Como un robot, Elizabeth los miró. Era como si estuviera mirando a través de un caleidoscopio. Fragmentos de colores e impresiones giraban alrededor de ella. El blanco de la chaqueta de Ted; el rojo del vestido de Cheryl; el cabello oscuro de Ted; sus manos largas y bien formadas mientras trataba de liberarse.

Elizabeth recordó que en la audiencia ante el gran jurado había pasado junto a él y entonces se odió por haber creído en la actuación de Ted durante el funeral de Leila, simulando ser un novio dolorido. Alzó la mirada y supo que él ya la había visto. Parecía sorprendido y desalentado, ¿o era otra de sus actuaciones? Se soltó de las garras de Cheryl y terminó de subir la escalera. Sin poder moverse, fue consciente del silencio que la rodeaba, de los murmullos y las risas de aquellos más alejados que no sabían qué estaba sucediendo, de los últimos acordes del concierto y de las mezclas de fragancias a flores y océano.
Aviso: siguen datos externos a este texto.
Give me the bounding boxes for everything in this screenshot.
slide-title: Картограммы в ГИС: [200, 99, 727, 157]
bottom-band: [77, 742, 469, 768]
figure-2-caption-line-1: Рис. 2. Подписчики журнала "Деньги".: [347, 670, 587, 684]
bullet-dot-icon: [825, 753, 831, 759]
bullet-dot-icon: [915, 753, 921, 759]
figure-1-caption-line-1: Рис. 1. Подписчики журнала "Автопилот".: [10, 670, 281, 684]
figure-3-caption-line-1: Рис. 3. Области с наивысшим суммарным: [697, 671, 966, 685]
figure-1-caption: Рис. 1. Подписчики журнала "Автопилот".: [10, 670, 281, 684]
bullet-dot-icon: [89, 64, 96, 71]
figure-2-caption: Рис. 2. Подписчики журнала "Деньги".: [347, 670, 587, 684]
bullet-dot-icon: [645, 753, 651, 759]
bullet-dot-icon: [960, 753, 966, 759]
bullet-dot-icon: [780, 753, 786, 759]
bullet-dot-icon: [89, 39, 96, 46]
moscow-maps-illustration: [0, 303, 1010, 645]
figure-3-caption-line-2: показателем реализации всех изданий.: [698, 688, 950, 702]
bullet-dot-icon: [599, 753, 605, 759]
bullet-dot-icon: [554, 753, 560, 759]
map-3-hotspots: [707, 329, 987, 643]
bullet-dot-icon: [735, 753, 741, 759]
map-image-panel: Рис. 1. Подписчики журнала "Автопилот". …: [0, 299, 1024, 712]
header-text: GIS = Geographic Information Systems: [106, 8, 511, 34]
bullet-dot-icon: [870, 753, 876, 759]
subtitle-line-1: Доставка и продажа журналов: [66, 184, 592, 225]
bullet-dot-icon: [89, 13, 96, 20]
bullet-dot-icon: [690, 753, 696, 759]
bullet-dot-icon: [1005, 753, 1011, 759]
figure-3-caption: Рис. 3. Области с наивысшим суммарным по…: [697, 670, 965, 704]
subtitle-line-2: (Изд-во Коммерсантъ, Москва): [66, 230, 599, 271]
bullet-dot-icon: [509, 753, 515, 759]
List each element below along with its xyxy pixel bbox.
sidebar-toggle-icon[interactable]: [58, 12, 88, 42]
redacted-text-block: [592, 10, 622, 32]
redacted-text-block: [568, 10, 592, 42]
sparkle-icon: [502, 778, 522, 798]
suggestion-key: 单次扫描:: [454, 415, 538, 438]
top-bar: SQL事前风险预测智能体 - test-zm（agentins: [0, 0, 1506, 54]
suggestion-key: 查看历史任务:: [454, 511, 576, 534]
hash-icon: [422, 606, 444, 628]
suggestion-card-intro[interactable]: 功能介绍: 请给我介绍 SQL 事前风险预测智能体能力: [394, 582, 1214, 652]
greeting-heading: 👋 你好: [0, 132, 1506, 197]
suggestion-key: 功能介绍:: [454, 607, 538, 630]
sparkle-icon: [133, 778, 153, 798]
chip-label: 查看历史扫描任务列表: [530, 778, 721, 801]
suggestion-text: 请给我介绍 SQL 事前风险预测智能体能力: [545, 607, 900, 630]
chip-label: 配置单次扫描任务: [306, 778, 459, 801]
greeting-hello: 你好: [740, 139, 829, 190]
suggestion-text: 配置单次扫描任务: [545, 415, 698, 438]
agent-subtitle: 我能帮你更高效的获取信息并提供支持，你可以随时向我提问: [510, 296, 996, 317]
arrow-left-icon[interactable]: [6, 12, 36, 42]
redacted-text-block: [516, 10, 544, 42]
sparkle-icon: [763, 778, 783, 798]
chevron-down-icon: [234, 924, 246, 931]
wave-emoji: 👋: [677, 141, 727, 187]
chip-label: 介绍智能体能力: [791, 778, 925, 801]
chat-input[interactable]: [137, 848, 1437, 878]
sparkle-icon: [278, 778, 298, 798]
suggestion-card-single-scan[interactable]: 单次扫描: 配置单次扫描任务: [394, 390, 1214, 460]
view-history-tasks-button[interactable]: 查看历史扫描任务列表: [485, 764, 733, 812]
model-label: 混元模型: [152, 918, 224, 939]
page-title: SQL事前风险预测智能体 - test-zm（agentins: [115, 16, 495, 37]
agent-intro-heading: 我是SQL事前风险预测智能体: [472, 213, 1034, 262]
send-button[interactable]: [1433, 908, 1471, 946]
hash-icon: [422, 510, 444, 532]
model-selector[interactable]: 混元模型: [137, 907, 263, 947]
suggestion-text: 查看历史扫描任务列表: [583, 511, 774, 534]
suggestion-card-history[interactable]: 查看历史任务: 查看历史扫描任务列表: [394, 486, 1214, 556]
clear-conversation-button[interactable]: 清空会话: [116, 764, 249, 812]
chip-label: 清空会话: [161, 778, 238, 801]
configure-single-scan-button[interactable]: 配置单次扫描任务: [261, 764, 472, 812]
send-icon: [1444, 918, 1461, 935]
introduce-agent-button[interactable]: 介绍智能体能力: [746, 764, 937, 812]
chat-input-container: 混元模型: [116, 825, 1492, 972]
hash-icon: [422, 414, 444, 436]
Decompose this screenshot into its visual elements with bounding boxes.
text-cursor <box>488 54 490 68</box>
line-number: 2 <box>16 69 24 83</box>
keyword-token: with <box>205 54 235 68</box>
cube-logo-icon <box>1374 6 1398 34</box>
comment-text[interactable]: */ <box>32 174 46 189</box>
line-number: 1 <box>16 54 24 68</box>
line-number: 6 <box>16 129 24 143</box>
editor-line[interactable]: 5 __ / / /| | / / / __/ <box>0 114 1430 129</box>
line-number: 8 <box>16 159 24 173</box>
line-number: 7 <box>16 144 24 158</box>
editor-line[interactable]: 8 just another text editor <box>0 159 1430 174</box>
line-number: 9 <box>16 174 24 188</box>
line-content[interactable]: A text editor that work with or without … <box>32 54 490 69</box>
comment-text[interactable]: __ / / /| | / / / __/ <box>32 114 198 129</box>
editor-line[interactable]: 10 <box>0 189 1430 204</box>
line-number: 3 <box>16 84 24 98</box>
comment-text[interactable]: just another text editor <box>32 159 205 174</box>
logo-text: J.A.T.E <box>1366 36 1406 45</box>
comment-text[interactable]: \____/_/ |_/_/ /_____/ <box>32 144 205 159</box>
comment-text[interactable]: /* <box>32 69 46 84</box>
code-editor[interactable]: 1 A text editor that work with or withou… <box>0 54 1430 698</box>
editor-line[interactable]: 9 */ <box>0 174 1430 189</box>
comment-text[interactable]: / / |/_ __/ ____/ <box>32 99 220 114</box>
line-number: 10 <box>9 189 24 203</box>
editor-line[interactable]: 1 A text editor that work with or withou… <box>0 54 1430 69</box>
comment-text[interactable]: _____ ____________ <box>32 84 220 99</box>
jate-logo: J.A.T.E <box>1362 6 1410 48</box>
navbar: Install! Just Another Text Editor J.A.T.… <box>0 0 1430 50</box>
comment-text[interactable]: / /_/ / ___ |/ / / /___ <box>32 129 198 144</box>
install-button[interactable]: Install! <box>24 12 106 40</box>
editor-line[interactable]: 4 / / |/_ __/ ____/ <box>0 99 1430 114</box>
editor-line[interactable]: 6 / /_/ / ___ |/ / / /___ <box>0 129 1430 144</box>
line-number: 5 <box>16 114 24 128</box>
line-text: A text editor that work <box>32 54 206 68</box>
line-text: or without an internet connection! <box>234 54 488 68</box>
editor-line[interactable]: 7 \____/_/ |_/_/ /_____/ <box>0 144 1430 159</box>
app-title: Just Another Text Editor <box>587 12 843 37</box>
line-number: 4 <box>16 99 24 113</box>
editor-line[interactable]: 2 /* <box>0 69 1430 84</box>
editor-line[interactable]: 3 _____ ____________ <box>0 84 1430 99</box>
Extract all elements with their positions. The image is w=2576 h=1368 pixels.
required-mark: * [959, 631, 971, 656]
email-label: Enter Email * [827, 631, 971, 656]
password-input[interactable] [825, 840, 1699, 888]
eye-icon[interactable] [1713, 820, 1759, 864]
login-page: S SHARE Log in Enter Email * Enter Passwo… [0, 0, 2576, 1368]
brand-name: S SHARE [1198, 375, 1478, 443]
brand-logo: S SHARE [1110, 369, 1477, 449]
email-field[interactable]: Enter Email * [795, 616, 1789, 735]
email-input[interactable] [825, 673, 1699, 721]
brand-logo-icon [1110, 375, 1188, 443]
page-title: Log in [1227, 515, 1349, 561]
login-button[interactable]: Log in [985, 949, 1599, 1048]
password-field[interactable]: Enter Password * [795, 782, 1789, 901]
Parecía haber envejecido. Las líneas alrededor de los ojos y la boca que habían aparecido con la muerte de Leila eran ahora más profundas, marco permanente de su rostro. Leila lo había amado tanto, y él la había asesinado. Elizabeth sintió que una nueva ola de odio le sacudía el cuerpo. Todo el dolor intolerable, la sensación de pérdida, la culpa que le perforaban el alma como un cáncer, porque sentía que en el final, le había fallado a Leila. Este hombre era la causa de todo.